Last week there was a lot of coverage of issues related to immigration, population growth, and urban growth after the state planning minister said that Melbourne’s urban-growth boundary urban-growth boundary will not be moved again in his lifetime. This prompted a variety of soul searching coverage from various Australian news outlets, typically bringing up a lot of worries:
there’s not enough water, there’s already too much traffic, sprawl is becoming a problem, but there isn’t enough space in the current urban area for all these people….

A conversation about how large cities “want” to grow is worth having (though we should not confuse having the conversation with the notion that anyone can directly control this phenomenon). As many will point out, this is fundamentally about quality of life, and the values of the people who already live here. A common worry is that adding so many people within the city’s boundaries will make the whole place simply unlivable. So, by this logic if we want to maintain the status quo of pleasant urban life (after all, Melbourne is apparently the third most livable city in the world), the thing to do is either limit population growth, or expand the city’s geographic boundaries.

But this is oversimplifying the problem in a couple of ways. First, the number of people in a city is not necessarily the factor which determines the livability of a place. New York City is far denser than Phoenix, but this does not make it an inherently worse place to live. In fact, I think NYC’s density is one of its best attributes. Far more important to me than the sheer number of people in a city is how those people are accommodated. If it is through sprawling development connected by large roads you get one outcome, which I happen to dislike. On the other hand, we can encourage density, effective public transportation, and plenty of green open spaces within urban areas, and get an entirely different outcome, which I happen to favor. These different pathways have consequences for all kinds of other interconnected problems beyond livability: sustainability, water use, energy intensity, carbon emissions, public health… the list goes on.

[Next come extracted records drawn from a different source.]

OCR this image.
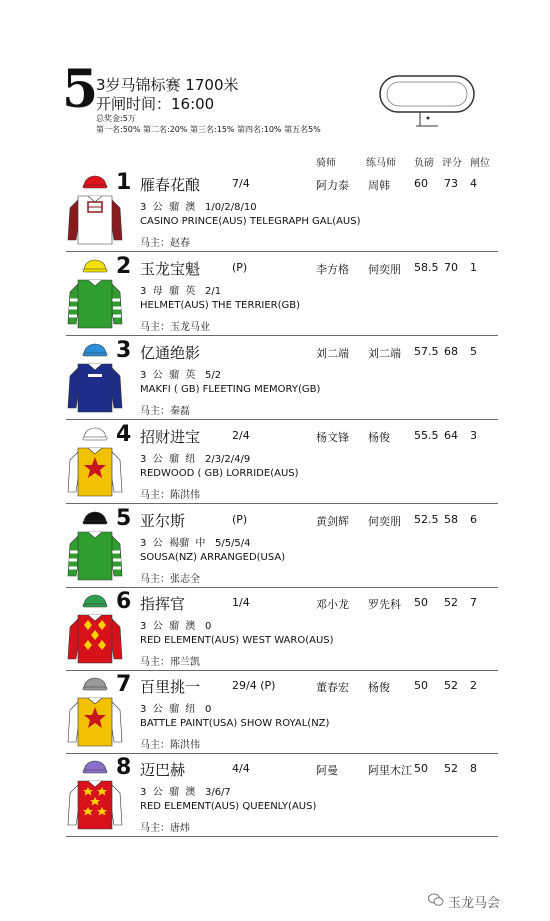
5
3岁马锦标赛 1700米
开闸时间：16:00
总奖金:5万
第一名:50% 第二名:20% 第三名:15% 第四名:10% 第五名5%
骑师	练马师 负磅 评分 闸位
1 雁春花酿	7/4	阿力泰 周韩 60 73 4
3  公  骝  澳   1/0/2/8/10
CASINO PRINCE(AUS) TELEGRAPH GAL(AUS)
马主：赵春
2 玉龙宝魁	(P)	李方格 何奕朋 58.5 70 1
3  母  骝  英   2/1
HELMET(AUS) THE TERRIER(GB)
马主：玉龙马业
3 亿通绝影	刘二端 刘二端 57.5 68 5
3  公  骝  英   5/2
MAKFI ( GB) FLEETING MEMORY(GB)
马主：秦磊
4 招财进宝	2/4	杨文锋 杨俊 55.5 64 3
3  公  骝  纽   2/3/2/4/9
REDWOOD ( GB) LORRIDE(AUS)
马主：陈洪伟
5 亚尔斯	(P)	黄剑辉 何奕朋 52.5 58 6
3  公  褐骝  中   5/5/5/4
SOUSA(NZ) ARRANGED(USA)
马主：张志全
6 指挥官	1/4	邓小龙 罗先科 50 52 7
3  公  骝  澳   0
RED ELEMENT(AUS) WEST WARO(AUS)
马主：邢兰凯
7 百里挑一	29/4 (P)	董春宏 杨俊 50 52 2
3  公  骝  纽   0
BATTLE PAINT(USA) SHOW ROYAL(NZ)
马主：陈洪伟
8 迈巴赫	4/4	阿曼	阿里木江 50 52 8
3  公  骝  澳   3/6/7
RED ELEMENT(AUS) QUEENLY(AUS)
马主：唐炜
玉龙马会
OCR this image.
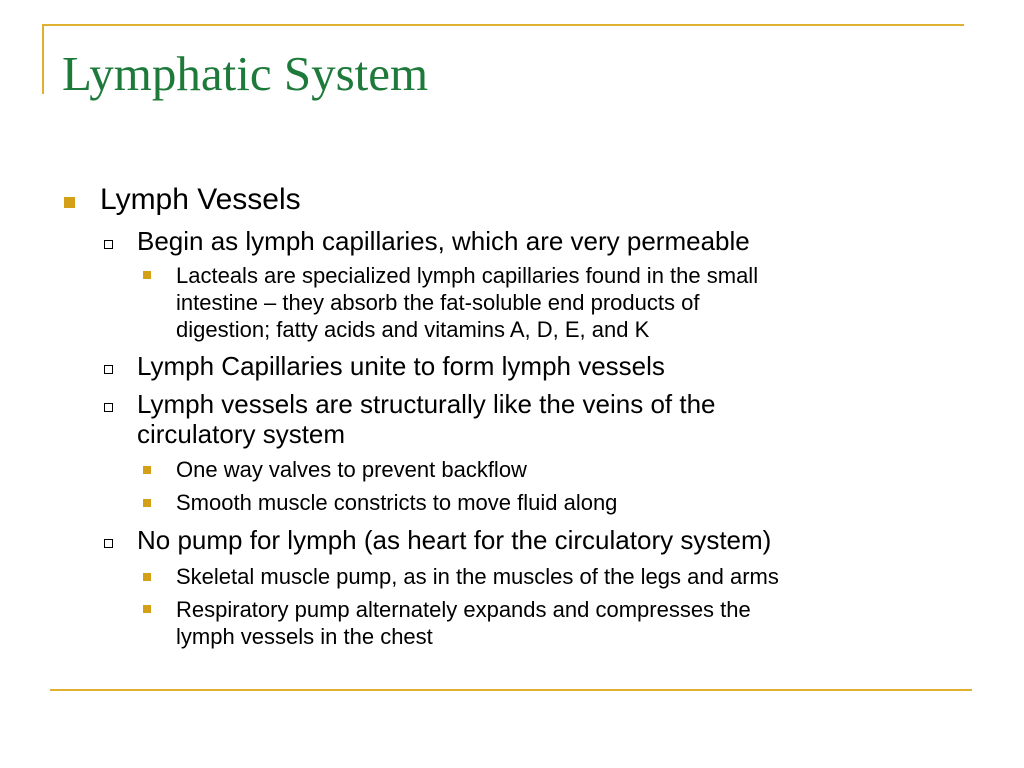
Lymphatic System
Lymph Vessels
Begin as lymph capillaries, which are very permeable
Lacteals are specialized lymph capillaries found in the small
intestine – they absorb the fat-soluble end products of
digestion; fatty acids and vitamins A, D, E, and K
Lymph Capillaries unite to form lymph vessels
Lymph vessels are structurally like the veins of the
circulatory system
One way valves to prevent backflow
Smooth muscle constricts to move fluid along
No pump for lymph (as heart for the circulatory system)
Skeletal muscle pump, as in the muscles of the legs and arms
Respiratory pump alternately expands and compresses the
lymph vessels in the chest
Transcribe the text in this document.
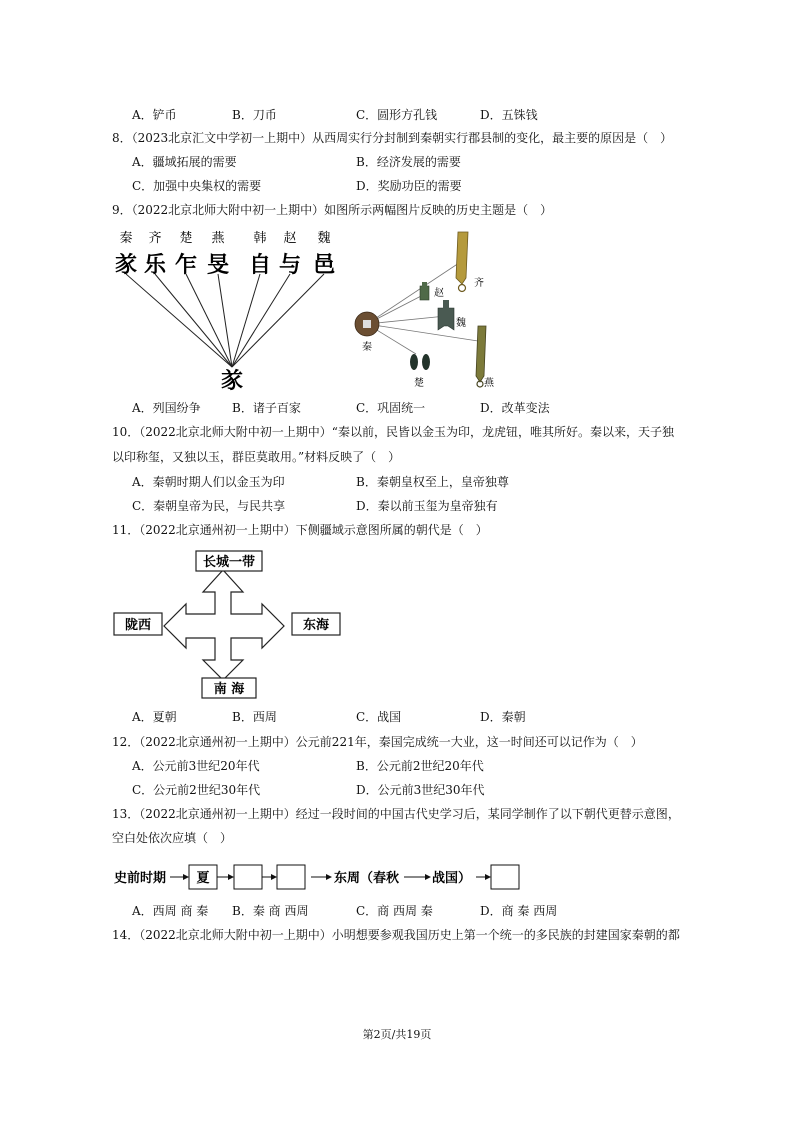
A．铲币	B．刀币	C．圆形方孔钱	D．五铢钱
8．（2023北京汇文中学初一上期中）从西周实行分封制到秦朝实行郡县制的变化，最主要的原因是（　）
A．疆域拓展的需要	B．经济发展的需要
C．加强中央集权的需要	D．奖励功臣的需要
9．（2022北京北师大附中初一上期中）如图所示两幅图片反映的历史主题是（　）
秦 齐 楚 燕 韩 赵 魏
㒸 乐 乍 旻 自 与 邑
㒸
齐
赵
魏
秦
楚	燕
A．列国纷争	B．诸子百家	C．巩固统一	D．改革变法
10．（2022北京北师大附中初一上期中）“秦以前，民皆以金玉为印，龙虎钮，唯其所好。秦以来，天子独
以印称玺，又独以玉，群臣莫敢用。”材料反映了（　）
A．秦朝时期人们以金玉为印	B．秦朝皇权至上，皇帝独尊
C．秦朝皇帝为民，与民共享	D．秦以前玉玺为皇帝独有
11．（2022北京通州初一上期中）下侧疆域示意图所属的朝代是（　）
长城一带
陇西	东海
南 海
A．夏朝	B．西周	C．战国	D．秦朝
12．（2022北京通州初一上期中）公元前221年，秦国完成统一大业，这一时间还可以记作为（　）
A．公元前3世纪20年代	B．公元前2世纪20年代
C．公元前2世纪30年代	D．公元前3世纪30年代
13．（2022北京通州初一上期中）经过一段时间的中国古代史学习后，某同学制作了以下朝代更替示意图，
空白处依次应填（　）
史前时期 夏	东周（春秋	战国）
A．西周 商 秦 B．秦 商 西周	C．商 西周 秦	D．商 秦 西周
14．（2022北京北师大附中初一上期中）小明想要参观我国历史上第一个统一的多民族的封建国家秦朝的都
第2页/共19页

Secondly, presented as a problem of how the people here want this place to be, the debate is far too myopic. Large cities cannot take an isolationist approach, charting a plan that ignores and even shuts out the problems of the country and the world. The Sydney Morning Herald pointed this out:

As the experts tackle the future shape of Melbourne, Sydney and Brisbane, they ought to keep half an eye on the bursting mega-cities and rural poor in Africa, Asia, Latin America and the Middle East. It would show both conceit and naivete to advocate that this vast continent simply shut its doors and leave the rest of the world to its problems.

To put this in perspective, consider a story about a US-China partnership to develop zero emission cars, which was discussed in Andy Revkin’s New York Times blog “Dot Earth” recently. Revkin found valuable insight in the comments of Professor Lee Schipper (Stanford/Berkeley):
He’s quite worried that the program is looking at cars mainly from an energy-efficiency context, instead of how they will shape and affect China’s fast-expanding cities in a larger sense. “Creating a zero-carbon car for China tomorrow won’t solve the much bigger problems of urban congestion, traffic fatalities and the paving over of once-beautiful cities to make room for more cars,” Dr. Schipper said. “The discussions should back up. Energy is only a means to an end. What are the ends, urban access and mobility, or cars for a small minority?”
Similarly, population size is only one indicator of how a place is, and controlling it is only one means among many. This type of thinking is missing from what I’ve seen in the discussion here in Melbourne so far.